A total of 57 of the 60 samples drawn from subjects with hepatocellular carcinoma were correctly identified for an overall calculated sensitivity of 95%, with little difference between the sensitivity of detecting Stage I to Stage IV hepatocellular carcinoma (range 89% to 100%). Additionally, samples drawn from subjects without liver disease and those diagnosed with benign liver disease were correctly identified as non-cancer for a combined calculated specificity of 97.5%.
Of the samples drawn from subjects with cancer other than liver cancer, 90% of breast cancer samples, 80% of colorectal cancer samples and 90% of lung cancer samples were correctly identified as not liver cancer, for a total calculated analytical specificity of 87%.
For this study, banked samples were obtained for 130 subjects, including: 60 subjects diagnosed with hepatocellular carcinoma (Stage I to IV), 30 subjects without liver disease, 10 subjects diagnosed with benign liver disease and 30 subjects diagnosed with breast, colorectal or lung cancer. Samples were provided to the laboratory blinded for analysis. Cell-free DNA was then extracted from the samples, bisulfite converted, and DNA methylation was quantified by using the IvyGene Platform. After data collection and analysis of all samples was complete, the samples were unblinded to calculate test performance.

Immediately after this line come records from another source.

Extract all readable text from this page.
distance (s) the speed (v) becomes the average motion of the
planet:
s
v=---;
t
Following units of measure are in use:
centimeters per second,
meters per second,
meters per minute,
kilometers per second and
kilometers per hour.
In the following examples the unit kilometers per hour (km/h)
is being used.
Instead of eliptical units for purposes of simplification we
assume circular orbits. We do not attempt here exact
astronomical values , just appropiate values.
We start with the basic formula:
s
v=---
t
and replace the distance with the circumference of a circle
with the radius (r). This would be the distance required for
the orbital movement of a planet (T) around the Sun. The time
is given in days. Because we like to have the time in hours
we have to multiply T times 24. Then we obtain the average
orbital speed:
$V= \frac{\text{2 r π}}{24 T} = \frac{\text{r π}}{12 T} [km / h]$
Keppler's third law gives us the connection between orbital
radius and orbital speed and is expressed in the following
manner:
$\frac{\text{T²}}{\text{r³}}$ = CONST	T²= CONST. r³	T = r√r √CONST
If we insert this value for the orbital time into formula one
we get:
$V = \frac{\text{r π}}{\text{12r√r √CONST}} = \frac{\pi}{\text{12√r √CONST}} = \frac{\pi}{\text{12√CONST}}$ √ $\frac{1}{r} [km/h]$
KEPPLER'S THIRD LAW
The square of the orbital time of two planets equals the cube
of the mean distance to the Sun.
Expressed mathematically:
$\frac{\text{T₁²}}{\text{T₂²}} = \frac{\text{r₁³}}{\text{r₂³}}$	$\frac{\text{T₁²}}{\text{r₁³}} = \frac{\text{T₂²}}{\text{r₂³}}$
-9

About Laboratory for Advanced Medicine
LAM is a commercial-stage medical technology company focused on developing innovative, noninvasive, nontoxic technologies for the early diagnosis and intervention of cancers. The company is dedicated to building and growing world-class technologies from the laboratory to the clinic.
Headquartered in the United States with offices in California, Texas and Indiana, LAM has collaborations with leading scientists, physicians, research institutions and business leaders in the U.S. and China, combining their experiences to provide the most effective and safest diagnostic technologies to patients and their doctors. The Company has CLIA-registered and CAP-accredited as well as third-party laboratories and cGMP facilities all working toward bringing first-class technologies to the medical community today.